Intel uses 64-layer 3D QLC chips supplied by IMFlash Technology (an Intel and Micron TV company). These 660p Series drives use an interesting technology to boost performance. "QLC and SLC 'spans' on the drive adjust bi-directionally based on used capacity for the life of the product. Increases in capacity usage trigger the SLC span to decrease, and decreases in capacity usage trigger the SLC span to increase," explains Intel. In addition Intel has included a DRAM cache - often lacking in budget PCIe SSDs.

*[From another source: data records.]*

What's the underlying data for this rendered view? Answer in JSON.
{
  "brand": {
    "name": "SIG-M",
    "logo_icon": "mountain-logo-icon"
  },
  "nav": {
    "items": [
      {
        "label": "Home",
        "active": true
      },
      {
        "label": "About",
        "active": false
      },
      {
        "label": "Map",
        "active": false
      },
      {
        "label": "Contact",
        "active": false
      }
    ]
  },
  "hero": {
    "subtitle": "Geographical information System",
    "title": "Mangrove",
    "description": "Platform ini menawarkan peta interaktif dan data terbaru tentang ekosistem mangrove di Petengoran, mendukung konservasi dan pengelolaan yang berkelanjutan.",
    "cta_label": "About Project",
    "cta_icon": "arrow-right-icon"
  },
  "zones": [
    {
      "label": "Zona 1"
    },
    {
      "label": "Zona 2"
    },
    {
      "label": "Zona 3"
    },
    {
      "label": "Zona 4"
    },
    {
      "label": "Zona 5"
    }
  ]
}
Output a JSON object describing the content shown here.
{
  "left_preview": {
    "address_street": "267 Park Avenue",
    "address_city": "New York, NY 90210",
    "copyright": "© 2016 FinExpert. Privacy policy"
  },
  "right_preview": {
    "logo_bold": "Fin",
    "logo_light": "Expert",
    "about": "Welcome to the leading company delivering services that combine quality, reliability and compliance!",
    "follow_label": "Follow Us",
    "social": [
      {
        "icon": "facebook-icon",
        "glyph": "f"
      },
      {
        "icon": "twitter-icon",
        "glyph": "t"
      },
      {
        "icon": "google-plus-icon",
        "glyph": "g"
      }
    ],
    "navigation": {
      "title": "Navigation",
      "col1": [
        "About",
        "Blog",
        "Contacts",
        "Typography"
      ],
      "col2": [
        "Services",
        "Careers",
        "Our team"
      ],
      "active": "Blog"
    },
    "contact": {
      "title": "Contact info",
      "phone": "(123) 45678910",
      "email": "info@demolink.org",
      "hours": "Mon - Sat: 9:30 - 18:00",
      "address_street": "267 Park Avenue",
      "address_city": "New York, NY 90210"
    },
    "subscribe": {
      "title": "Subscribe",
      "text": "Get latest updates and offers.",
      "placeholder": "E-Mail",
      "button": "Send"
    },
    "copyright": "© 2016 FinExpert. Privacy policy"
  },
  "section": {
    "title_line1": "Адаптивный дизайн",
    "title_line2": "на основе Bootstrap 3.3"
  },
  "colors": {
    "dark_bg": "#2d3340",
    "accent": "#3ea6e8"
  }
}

A Silicon Motion SMI 2263 controller, with custom firmware and support for AQLC is a derivative of the SMI2262EN and built on a newer process.
In its own testing Intel claims the following key performance stats:
- Sequential Read: Up to 1800MB/s
- Sequential Write: Up to 1800MB/s
- Random 4KB Reads: Up to 220,000 IOPS
- Random 4KB Writes: Up to 220,000 IOPS
Pricing and other factors
Utilising QLC allows Intel to offer higher capacities at a lower cost than TLC options. The new Intel 660p Series SSDs will be made available in capacities of 512GB, 1TB, and 2TB, priced at $99, $199, and $399 respectively - so in this case you don't save cash per GB by buying a larger drive, you just get to maximise the utility of your M.2 PCIe slot(s).
Intel says its QLC M.2 SSDs allow for up to 2x more capacity in identical footprints to its TLC products. These 80mm long storage sticks weigh under 10g, and utilise just 100mW when active and 40mW idle, making them ideal for portable computing. Looking at the 2TB version I see Intel quotes an endurance of 200TBW, and an MTBF of >= 1.6 million hours. Buyers get a 5-year limited warranty.
If you are interested in these drives AnandTech had them in the labs yesterday and concluded that these QLC SSDs aren't drastically slower than TLC rivals and noted that the SLC cache performance on the 660p Series is excellent. Overall it judged the 660p's performance to be "great for the majority of consumers who have light storage workloads," and a worthwhile step up from SATA options.